Automated workflows disentangle faculty from these time-draining tasks, and arrange them in a sequence of tasks performed by digital workers. Forms no longer languish in the to-do folder on someone’s desk but exist digitally so they’re fully trackable throughout their entire approval journey. Top universities are using ProcessMaker for workflow automation to help manage processes like:

  • Staff development
  • Financial aid requests
  • Alumni fundraising
  • Registering for classes
  • Marketing to prospective students
  • Evaluating add/drop requests

Integration Platforms

iPaaS is a suite of technologies that link up various tools not produced by the same vendors: like a CRM, fundraising tools, or financial services. Just like a translator helps two people who speak different languages communicate, iPaaS providers help connect disjointed systems so they can share data and perform coordinated actions. For example, an app prospective students can use to schedule alumni interviews, using iPaaS, can connect with a new platform that adds post-meeting notes to an application and helps weigh the results.

Artificial Intelligence and Machine Learning (ML)

These two tools can help educators make decisions faster and consider information that would be too taxing for humans to evaluate. The Wall Street Journal highlights one department burgeoning with opportunities for artificial intelligence: admissions. Using AI, universities can examine data points that exist outside of an application. Software can evaluate a variety of factors to weigh a student’s genuine interest in attending that school. 

For example, AI tools can calculate how many times a prospective student clicks on email links, how quickly they respond to an in-person interview invite, or if they RSVPed to a mixer but failed to attend. AI models can infuse the application process with these more nuanced behaviors to measure how likely a student is to enroll. 

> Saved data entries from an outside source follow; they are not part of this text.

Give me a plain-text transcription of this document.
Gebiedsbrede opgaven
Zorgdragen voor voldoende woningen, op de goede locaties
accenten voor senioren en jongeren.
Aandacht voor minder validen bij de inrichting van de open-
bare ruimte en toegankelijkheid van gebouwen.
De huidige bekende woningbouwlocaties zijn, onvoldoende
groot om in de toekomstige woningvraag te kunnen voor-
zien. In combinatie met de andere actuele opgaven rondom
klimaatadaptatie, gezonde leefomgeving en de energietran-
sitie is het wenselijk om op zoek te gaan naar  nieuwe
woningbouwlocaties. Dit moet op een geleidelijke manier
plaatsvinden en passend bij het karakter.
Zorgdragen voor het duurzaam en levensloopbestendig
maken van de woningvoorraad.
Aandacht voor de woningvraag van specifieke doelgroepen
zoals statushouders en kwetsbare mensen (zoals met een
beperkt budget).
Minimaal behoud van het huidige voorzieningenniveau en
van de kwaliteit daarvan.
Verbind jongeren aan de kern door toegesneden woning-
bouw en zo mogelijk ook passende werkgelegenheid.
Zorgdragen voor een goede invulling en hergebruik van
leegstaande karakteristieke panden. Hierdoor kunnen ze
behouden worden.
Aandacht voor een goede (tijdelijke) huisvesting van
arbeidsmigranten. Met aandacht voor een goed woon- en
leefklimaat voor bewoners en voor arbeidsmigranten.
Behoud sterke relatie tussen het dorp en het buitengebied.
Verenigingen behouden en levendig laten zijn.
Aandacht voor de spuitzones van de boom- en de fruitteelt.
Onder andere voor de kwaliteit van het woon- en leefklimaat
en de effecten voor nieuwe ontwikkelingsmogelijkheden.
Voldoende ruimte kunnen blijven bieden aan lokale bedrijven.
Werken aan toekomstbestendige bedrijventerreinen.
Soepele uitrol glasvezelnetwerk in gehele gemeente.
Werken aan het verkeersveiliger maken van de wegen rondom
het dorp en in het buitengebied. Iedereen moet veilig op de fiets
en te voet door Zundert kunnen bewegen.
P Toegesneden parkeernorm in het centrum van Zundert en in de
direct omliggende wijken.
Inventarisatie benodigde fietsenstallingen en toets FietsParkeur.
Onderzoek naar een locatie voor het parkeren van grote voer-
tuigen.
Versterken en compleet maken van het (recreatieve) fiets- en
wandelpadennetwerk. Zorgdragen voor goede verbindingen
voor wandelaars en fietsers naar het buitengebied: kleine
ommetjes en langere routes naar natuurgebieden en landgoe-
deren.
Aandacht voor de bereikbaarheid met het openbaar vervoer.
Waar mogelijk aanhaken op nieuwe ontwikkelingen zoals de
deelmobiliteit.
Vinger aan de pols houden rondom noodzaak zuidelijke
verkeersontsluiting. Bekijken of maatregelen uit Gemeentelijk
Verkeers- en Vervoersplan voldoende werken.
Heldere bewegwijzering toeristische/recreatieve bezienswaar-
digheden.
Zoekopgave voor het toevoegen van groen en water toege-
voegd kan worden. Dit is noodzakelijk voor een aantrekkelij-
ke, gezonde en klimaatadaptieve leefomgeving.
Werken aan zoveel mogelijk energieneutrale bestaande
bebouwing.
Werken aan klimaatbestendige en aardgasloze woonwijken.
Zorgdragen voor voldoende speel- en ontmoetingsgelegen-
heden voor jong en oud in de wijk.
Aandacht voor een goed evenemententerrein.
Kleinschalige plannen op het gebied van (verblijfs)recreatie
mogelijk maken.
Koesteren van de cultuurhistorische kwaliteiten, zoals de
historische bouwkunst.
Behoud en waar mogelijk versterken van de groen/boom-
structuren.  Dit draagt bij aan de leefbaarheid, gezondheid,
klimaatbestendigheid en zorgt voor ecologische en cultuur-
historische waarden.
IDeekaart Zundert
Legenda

AI models can also present students with suggested course schedules and recommend suitable majors. Some colleges use AI to predict which students might drop out and why, so administrators can step in with corrective measures like counseling or additional financial aid. 

Process Mapping Tools

Understanding how data flows throughout your university is one of the cornerstones of an effective hyperautomation strategy. Process mapping tools help faculty understand the route information takes to make its way from point A to point B, so they can build more effective workflows free of redundancies and bottlenecks. 

No/Low-Code Platforms

In the past, putting together a lively marketing email used to require a knack for HTML coding. Now, you can use no and low-code platforms to drag and drop images, videos, and text blocks with a few clicks. The concept is now a key part of more complex applications, reducing the need for programming languages like Java and PHP. You can stack software actions like blocks to build your own payment workflows and approval chains without advanced coding experience.

  • Vaccination status
  • Collect assignments remotely
  • Deploy chatbots
  • Equipment or study room reservation tools
  • Authorize WiFi access

Hyperautomation is here to stay

Hyperautomation, or intelligent process automation, is the next evolution of automation. The mindset shift encourages higher education faculty to become diligent scouts, constantly searching for ways automation can improve internal processes and revitalize the student journey.